I had a phone call from Mental Health. I turned down their offer to help as I don’t feel I need it right now. But I know what to do and where to go if I change my mind. I am quite exhausted. We also had the visit from the Midwives from the hospital. They recommended that Rick and I write a letter each of complaint about my birth experience and stay in the hospital. We are mulling it over at the moment as it’s still so raw, we aren’t sure if it’s a path we’d like to take just yet. All I know is, I am afraid of going back to that damned place, and I have to do that next Thursday.
Summer was weighed today, she was 2190 when we left the hospital on Monday and today she weighed in at 3100. So it’s good news!! She is also feeding on bigger amounts too, but is kind of all over the place some of the time when it comes to food and sleeping. Which is to be expected.

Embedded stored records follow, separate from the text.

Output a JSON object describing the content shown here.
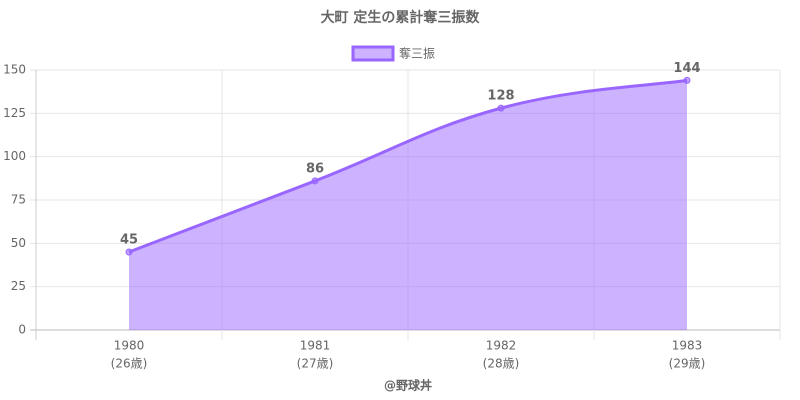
{
  "chart_data": {
    "type": "area",
    "title": "大町 定生の累計奪三振数",
    "x_label": "@野球丼",
    "categories": [
      "1980",
      "1981",
      "1982",
      "1983"
    ],
    "age_labels": [
      "(26歳)",
      "(27歳)",
      "(28歳)",
      "(29歳)"
    ],
    "series": [
      {
        "name": "奪三振",
        "color": "#9966ff",
        "values": [
          45,
          86,
          128,
          144
        ]
      }
    ],
    "ylim": [
      0,
      150
    ],
    "yticks": [
      0,
      25,
      50,
      75,
      100,
      125,
      150
    ],
    "grid": true,
    "legend": "top"
  }
}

I hurt for her every time I hear her cry, but I just have to remember that she is only trying to communicate with me about what she wants. Rick has been fantastic. Better than I expected.
Last night he let me sleep through after her midnight feed, as he took the other two feeds before he went to work. Tonight I will take the main 2 feeds and then I am intending on napping the rest of the day and taking it easy, instead of trying to be super woman and do all the chores and so on.
Well tonight I sign off with “I love my husband so very much and I love my little baby Summer and I wouldn’t have my life any other way!!!”.